The trainings aim to increase awareness by achieving various benefits in today’s society and stimulating women in this field.

Then, during 2019, additional trainings have been held for women in political positions as well as for increasing women’s participation in public meetings/debates. These trainings were welcomed by the participants, where Habibe Bytyqi, gender equality officer in the municipality of Suhareka said:

‘The training course which deals with increasing women’s participation and representation was very useful and practical. The same can help our municipality in terms of increasing performance regarding the representation of women in certain positions and the participation of women in municipal decision-making processes’.

The electoral quota that specifies that 30 per cent of political positions should be held by women is being respected, but it is not a sufficient number for equal gender representation, and does not address all barriers in this area.

Over the years, the position of women as decision-makers has improved from 5.6 per cent in 2015 to 11.9 per cent of women in decision-making positions in 2018, but despite this doubled number, the percentage remains extremely small.

According to Vjollca Tërnava-Konjusha, Chairwoman of the Municipal Assembly in the Municipality of Fushe Kosova, women should be more demanding for certain positions.

‘Barriers sometimes arise from the extended family base, but we, as women, when we are professionally advanced, should be more demanding in the family and institutions to take certain positions. Practice has shown that we manage with honour, loyalty and we value the interests of citizens much more than decision-making’, she says.

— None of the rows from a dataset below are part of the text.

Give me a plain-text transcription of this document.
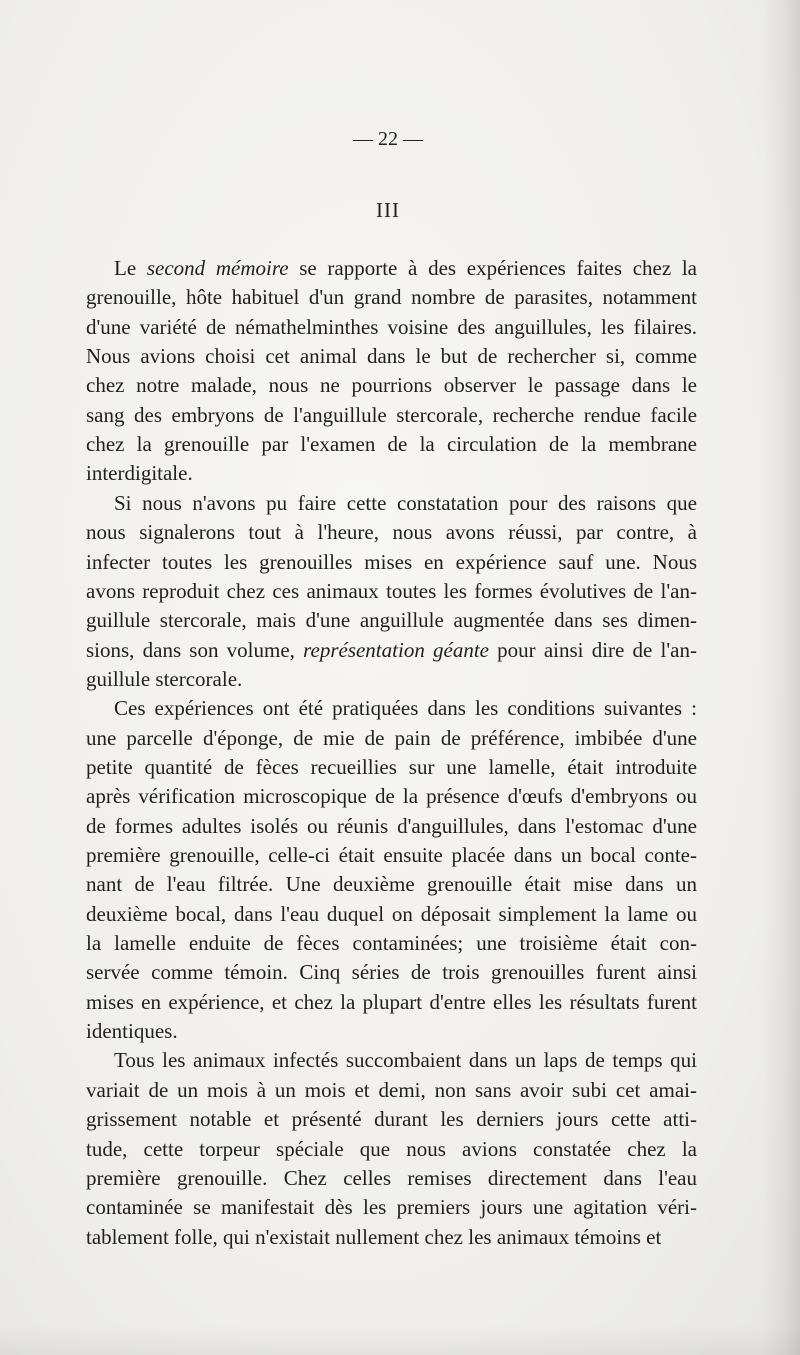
— 22 —
III
Le second mémoire se rapporte à des expériences faites chez la
grenouille, hôte habituel d'un grand nombre de parasites, notamment
d'une variété de némathelminthes voisine des anguillules, les filaires.
Nous avions choisi cet animal dans le but de rechercher si, comme
chez notre malade, nous ne pourrions observer le passage dans le
sang des embryons de l'anguillule stercorale, recherche rendue facile
chez la grenouille par l'examen de la circulation de la membrane
interdigitale.
Si nous n'avons pu faire cette constatation pour des raisons que
nous signalerons tout à l'heure, nous avons réussi, par contre, à
infecter toutes les grenouilles mises en expérience sauf une. Nous
avons reproduit chez ces animaux toutes les formes évolutives de l'an-
guillule stercorale, mais d'une anguillule augmentée dans ses dimen-
sions, dans son volume, représentation géante pour ainsi dire de l'an-
guillule stercorale.
Ces expériences ont été pratiquées dans les conditions suivantes :
une parcelle d'éponge, de mie de pain de préférence, imbibée d'une
petite quantité de fèces recueillies sur une lamelle, était introduite
après vérification microscopique de la présence d'œufs d'embryons ou
de formes adultes isolés ou réunis d'anguillules, dans l'estomac d'une
première grenouille, celle-ci était ensuite placée dans un bocal conte-
nant de l'eau filtrée. Une deuxième grenouille était mise dans un
deuxième bocal, dans l'eau duquel on déposait simplement la lame ou
la lamelle enduite de fèces contaminées; une troisième était con-
servée comme témoin. Cinq séries de trois grenouilles furent ainsi
mises en expérience, et chez la plupart d'entre elles les résultats furent
identiques.
Tous les animaux infectés succombaient dans un laps de temps qui
variait de un mois à un mois et demi, non sans avoir subi cet amai-
grissement notable et présenté durant les derniers jours cette atti-
tude, cette torpeur spéciale que nous avions constatée chez la
première grenouille. Chez celles remises directement dans l'eau
contaminée se manifestait dès les premiers jours une agitation véri-
tablement folle, qui n'existait nullement chez les animaux témoins et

A small number of women are also participating in public meetings. In the meetings held by DEMOS with the municipalities, among other things, they talked about this problem, where, according to municipalities, the reason for low participation of women in hearings is the combination of various factors, such as social norms, lack of general interest of citizens to participate, but also the mutual trust necessary for participatory decision-making.

A historic moment for all women in politics occurred in 2011, when for the first time in Kosovo, the position of president, executive representative of the state was assigned to a woman – the President Atifete Jahjaga. Also, last year, for the first time, Vjosa Osmani has been elected Speaker of the Assembly of Kosovo. These are very essential developments in the field of politics, distinguishing Kosovo as an example for other countries in the region.

But, despite these developments, there is still room for improvement.

According to the Speaker of the Assembly of Shtime, Medina Brahaj, women should work harder than men to achieve the same results.

‘Generally, women have to work harder than men to achieve the same results and gain respect and recognition. Women are often underestimated, not taken seriously, or ignored. Therefore, we have to work twice as hard to get the same results as men’, she says.

Women role models seem to have had a positive effect on motivating other people to achieve what they want. Thus, according to Medina Brahaj, women in different decision-making positions should have the responsibility to be an example for others.

‘I think that it is the main responsibility of women in power, and it is the main responsibility of all of us to be a role model for girls and young women, telling them that if a man can do it, we can do it too’, she says.

Based on answers from participants on the importance of women empowerment in politics, DEMOS receives their answers that women should be further supported in politics and political entities, in order to increase the number of women actively participating in public life.

DEMOS strongly encourages gender equality, and is therefore used as an indicator of municipal performance.